MASTERPIECES OF TIBETAN ART FROM THE NYINGJEI LAM COLLECTION
Auction Closed
September 18, 04:57 PM GMT
Estimate
800,000 - 1,000,000 USD
Lot Details
Description
The Nyingjei Lam gem-inset silver and gilt-copper figure of Avalokiteshvara Padmapani
Tibet, 12th / 13th century
西藏 十二 / 十三世紀 銀嵌寶蓮華手菩薩立像連銅合金鎏金蓮花座
Himalayan Art Resources item no. 68450.
HAR編號68450
Height 9½ in., 24 cm
Ashmolean Museum, Oxford, 1996–2005 (on loan).
The Sculptural Heritage of Tibet: Buddhist Art in the Nyingjei Lam Collection, Ashmolean Museum, Oxford, 1999.
Arte Buddhista Tibetana: Dei e Demoni dell' Himalaya, Palazzo Bricherasio, Turin, 2004, cat. no. IV. 24.
Rubin Museum of Art, New York, 2005–2018 (on loan).
Casting the Divine: Sculptures of the Nyingjei Lam Collection, Rubin Museum of Art, New York, 2012–13.
Masterworks: Jewels of the Collection, Rubin Museum of Art, New York, 2014–2015.
David Weldon and Jane Casey Singer, The Sculptural Heritage of Tibet: Buddhist Art in the Nyingjei Lam Collection, London, 1999, pl. 15.
The bodhisattva is identified as Avalokiteshvara by the diminutive effigy of Buddha Amitabha in the hair behind the central crown panel. The right hand is raised in the gesture of fearlessness (abhaya mudra) and the left holds the stem of the lotus (padma) associated with this form of the bodhisattva Avalokiteshvara as Padmapani, the lotus bearer.

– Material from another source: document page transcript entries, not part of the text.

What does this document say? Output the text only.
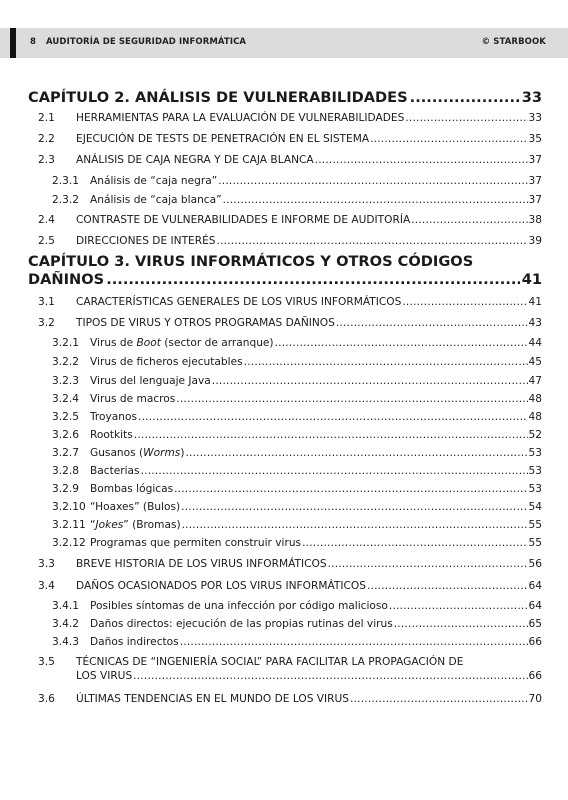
8 AUDITORÍA DE SEGURIDAD INFORMÁTICA	© STARBOOK
CAPÍTULO 2. ANÁLISIS DE VULNERABILIDADES .....	33
2.1	HERRAMIENTAS PARA LA EVALUACIÓN DE VULNERABILIDADES .....	33
2.2	EJECUCIÓN DE TESTS DE PENETRACIÓN EN EL SISTEMA .....	35
2.3	ANÁLISIS DE CAJA NEGRA Y DE CAJA BLANCA .....	37
2.3.1	Análisis de “caja negra” .....	37
2.3.2	Análisis de “caja blanca” .....	37
2.4	CONTRASTE DE VULNERABILIDADES E INFORME DE AUDITORÍA .....	38
2.5	DIRECCIONES DE INTERÉS .....	39
CAPÍTULO 3. VIRUS INFORMÁTICOS Y OTROS CÓDIGOS
DAÑINOS .....	41
3.1	CARACTERÍSTICAS GENERALES DE LOS VIRUS INFORMÁTICOS .....	41
3.2	TIPOS DE VIRUS Y OTROS PROGRAMAS DAÑINOS .....	43
3.2.1	Virus de Boot (sector de arranque) .....	44
3.2.2	Virus de ficheros ejecutables .....	45
3.2.3	Virus del lenguaje Java .....	47
3.2.4	Virus de macros .....	48
3.2.5	Troyanos .....	48
3.2.6	Rootkits .....	52
3.2.7	Gusanos (Worms) .....	53
3.2.8	Bacterias .....	53
3.2.9	Bombas lógicas .....	53
3.2.10 “Hoaxes” (Bulos) .....	54
3.2.11 “Jokes” (Bromas) .....	55
3.2.12 Programas que permiten construir virus .....	55
3.3	BREVE HISTORIA DE LOS VIRUS INFORMÁTICOS .....	56
3.4	DAÑOS OCASIONADOS POR LOS VIRUS INFORMÁTICOS .....	64
3.4.1	Posibles síntomas de una infección por código malicioso .....	64
3.4.2	Daños directos: ejecución de las propias rutinas del virus .....	65
3.4.3	Daños indirectos .....	66
3.5	TÉCNICAS DE “INGENIERÍA SOCIAL” PARA FACILITAR LA PROPAGACIÓN DE
LOS VIRUS .....	66
3.6	ÚLTIMAS TENDENCIAS EN EL MUNDO DE LOS VIRUS .....	70
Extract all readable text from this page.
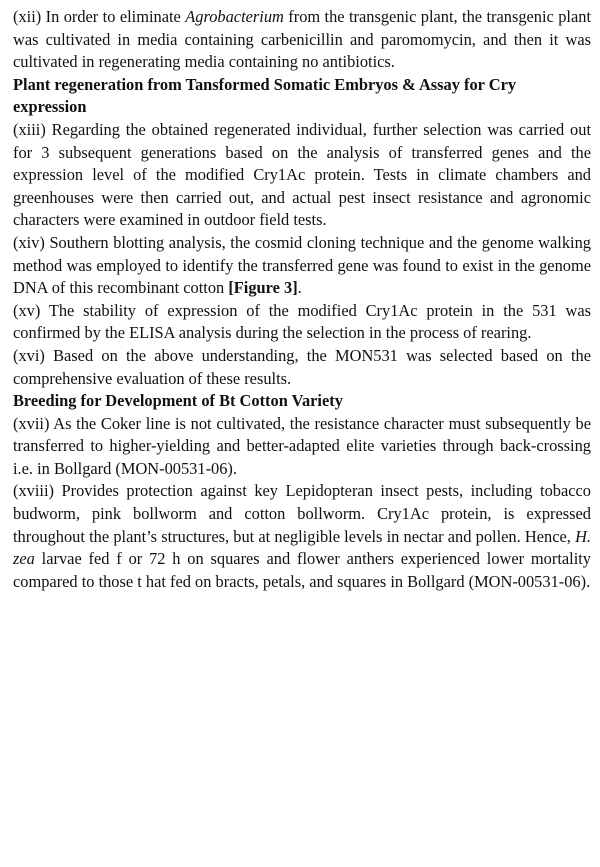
(xii) In order to eliminate Agrobacterium from the transgenic plant, the transgenic plant was cultivated in media containing carbenicillin and paromomycin, and then it was cultivated in regenerating media containing no antibiotics.

Plant regeneration from Tansformed Somatic Embryos & Assay for Cry expression

(xiii) Regarding the obtained regenerated individual, further selection was carried out for 3 subsequent generations based on the analysis of transferred genes and the expression level of the modified Cry1Ac protein. Tests in climate chambers and greenhouses were then carried out, and actual pest insect resistance and agronomic characters were examined in outdoor field tests.

(xiv) Southern blotting analysis, the cosmid cloning technique and the genome walking method was employed to identify the transferred gene was found to exist in the genome DNA of this recombinant cotton [Figure 3].

(xv) The stability of expression of the modified Cry1Ac protein in the 531 was confirmed by the ELISA analysis during the selection in the process of rearing.

(xvi) Based on the above understanding, the MON531 was selected based on the comprehensive evaluation of these results.

Breeding for Development of Bt Cotton Variety

(xvii) As the Coker line is not cultivated, the resistance character must subsequently be transferred to higher-yielding and better-adapted elite varieties through back-crossing i.e. in Bollgard (MON-00531-06).

(xviii) Provides protection against key Lepidopteran insect pests, including tobacco budworm, pink bollworm and cotton bollworm. Cry1Ac protein, is expressed throughout the plant’s structures, but at negligible levels in nectar and pollen. Hence, H. zea larvae fed f or 72 h on squares and flower anthers experienced lower mortality compared to those t hat fed on bracts, petals, and squares in Bollgard (MON-00531-06).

This rare Tibetan silver statue set into a circular gilt-copper lotus pedestal is modeled after eastern Indian sculpture such as the 11th or 12th century Pala period (8th-12th century) silver Maitreya with a gilt-copper base in the Cleveland Museum of Art, see David Weldon and Jane Casey Singer, The Sculptural Heritage of Tibet: Buddhist Art in the Nyingjei Lam Collection, London, 1999, fig. 15. The distinctive Pala-style belt tied at the waist and the textured belt with a large central gem setting are stylistically related to the Cleveland figure, as well as the otherworldly expression on the face with heavily lidded eyes rolled up in a meditative state, and the tall jatamakhuta with large gem finial. However, despite the parallels with eastern Indian medieval works, this sculpture differs significantly from the Pala original, especially in the exuberantly large gem settings and the lotus pedestal that is finished with a decorated rim, in contrast to the base of the Cleveland Pala figure which is designed to fit into a separate throne with a prabhamandala attached to a lug in the middle of the back of the figure. The base of the Nyingjei Lam figure has a slot at the back but no tang protruding at the back to fix a separate prabhamandala. The pedestal’s sealing plate is engraved with a Tibetan style lotus and the Eight Auspicious Emblems (Tib. tashi tagye). With the statue’s close affinities to eleventh or twelfth century eastern Indian sculpture as well as its important stylistic departures, this unique silver figure with distinctive gem settings and its elegant gilt-copper pedestal may be attributed to Tibet and dated to around the twelfth or thirteenth centuries.
此尊為觀世音菩薩,依寶冠後阿彌陀佛小像可辨。右手施無畏印,左手持蓮花莖,故亦稱蓮華手菩薩。
此尊銀像立於銅鎏金蓮花座上,風格汲取自印度東部,可比十一至十二世紀帕拉王朝(八至十二世紀)彌勒銀像連銅鎏金座一尊,藏克利夫蘭藝術博物館,錄David Weldon及Casey Singer,《The Sculptural Heritage of Tibet: Buddhist Art in the Nyingjei Lam Collection》,倫敦,1999年,頁22,圖15(圖一)。腰帶見典型帕拉風格,嵌寶瑰碩,面容脫塵,雙目微張,髮髻高聳,髻頂亦見碩麗嵌寶,皆與克利夫蘭藝術博物館例頗似。雖與印度東部同時期造像相類,較之帕拉王朝原型,此尊亦有區別,如嵌寶尤其醒目,且蓮花座邊沿滿飾,反觀克利夫蘭例,底座單獨作,身後接背光。菩薩道此尊不另接背光,所連底座封板鐫刻西藏蓮花及吉祥八寶。此尊銀像受十一至十二世紀印度東部造像影響明顯,然嵌寶及銅鎏金底座應屬十二至十三世紀西藏風格之典型。